Throughout the history of Martin Luther King Jr there have been those that have taken affront at his being called a hero. The many men and women that were critical in the Civil Rights movement have been vilified, as people have screamed out that they were NOT heroes. This continues today (don't believe me? Google "Martin Luther King Jr was not a hero" and look at the results).

Most of the people that I've seen screaming that others shouldn't be called heroes are people that feel their sacrifices mean more than anyone else's. At the same time I've seen people that commit heinous crimes called a "hero", even as they face criminal charges for those crimes.
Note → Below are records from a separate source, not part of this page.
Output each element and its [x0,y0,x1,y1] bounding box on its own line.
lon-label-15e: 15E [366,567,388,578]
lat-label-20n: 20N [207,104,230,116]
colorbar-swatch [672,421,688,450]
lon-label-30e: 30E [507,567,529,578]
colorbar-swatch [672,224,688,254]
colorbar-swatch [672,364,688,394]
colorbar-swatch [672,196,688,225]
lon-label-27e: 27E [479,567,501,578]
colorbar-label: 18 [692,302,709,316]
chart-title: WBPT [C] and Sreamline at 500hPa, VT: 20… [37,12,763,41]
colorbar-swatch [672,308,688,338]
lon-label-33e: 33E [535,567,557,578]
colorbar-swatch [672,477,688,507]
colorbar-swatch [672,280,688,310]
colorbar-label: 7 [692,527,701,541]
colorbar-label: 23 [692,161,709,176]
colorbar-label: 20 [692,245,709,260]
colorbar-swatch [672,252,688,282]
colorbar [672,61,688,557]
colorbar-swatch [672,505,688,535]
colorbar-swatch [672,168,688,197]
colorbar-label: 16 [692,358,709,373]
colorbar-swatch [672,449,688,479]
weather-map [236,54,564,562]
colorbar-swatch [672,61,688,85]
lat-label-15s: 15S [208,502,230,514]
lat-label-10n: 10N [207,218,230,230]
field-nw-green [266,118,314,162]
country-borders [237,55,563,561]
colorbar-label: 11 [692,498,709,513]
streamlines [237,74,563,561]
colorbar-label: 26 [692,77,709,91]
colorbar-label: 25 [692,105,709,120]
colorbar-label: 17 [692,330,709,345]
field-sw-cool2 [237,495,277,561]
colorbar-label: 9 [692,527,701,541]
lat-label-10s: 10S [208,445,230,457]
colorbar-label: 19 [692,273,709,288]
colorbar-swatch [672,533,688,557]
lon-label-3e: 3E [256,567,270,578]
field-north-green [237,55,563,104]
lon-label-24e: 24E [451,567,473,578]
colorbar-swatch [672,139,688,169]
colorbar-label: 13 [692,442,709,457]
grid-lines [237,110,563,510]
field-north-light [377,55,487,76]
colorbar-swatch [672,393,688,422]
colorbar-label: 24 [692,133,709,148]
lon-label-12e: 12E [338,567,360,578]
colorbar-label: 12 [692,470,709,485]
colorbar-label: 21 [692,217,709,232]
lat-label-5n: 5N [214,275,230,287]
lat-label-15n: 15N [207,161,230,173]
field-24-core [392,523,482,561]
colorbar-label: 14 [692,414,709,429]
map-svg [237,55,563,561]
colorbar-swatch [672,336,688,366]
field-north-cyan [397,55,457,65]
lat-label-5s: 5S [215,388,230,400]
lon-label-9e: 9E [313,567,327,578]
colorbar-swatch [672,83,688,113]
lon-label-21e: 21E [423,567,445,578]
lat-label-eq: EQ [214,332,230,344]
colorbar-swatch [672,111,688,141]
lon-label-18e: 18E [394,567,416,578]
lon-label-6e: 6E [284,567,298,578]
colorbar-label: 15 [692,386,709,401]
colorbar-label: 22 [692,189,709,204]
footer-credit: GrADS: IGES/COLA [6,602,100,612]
Caitlyn has shown "courage" and if you remove the ideal that the only heroes that exist are males, then Caitlyn - by the very definition of the word - qualifies as a hero. So do the many others that have publicly and privately stood up and fought for the rights of others. Rights that we all should inherently have. Rights that I have seen many soldiers say they proudly fight for, even if they don't agree with personal choices.

Speaking of soldiers, I've seen soooo many posts lately that state the ONLY TRUE HERO is a soldier and NEVER will anyone transgender be considered a hero.

When I see this, I think of one soldier in particular. A soldier who stated, “I have been a team and squad leader, a crew chief, and a machine gun section chief. I have been on over 400 combat missions in Iraq and Afghanistan, and fought side-by-side in foxholes and remote operating bases. As I fight for my country in foreign lands, all I want it is to be able to serve openly while keeping the job that I love."

I think that every solider would agree that this man is a hero. So, take a moment to Google him. He should be fairly easy to find.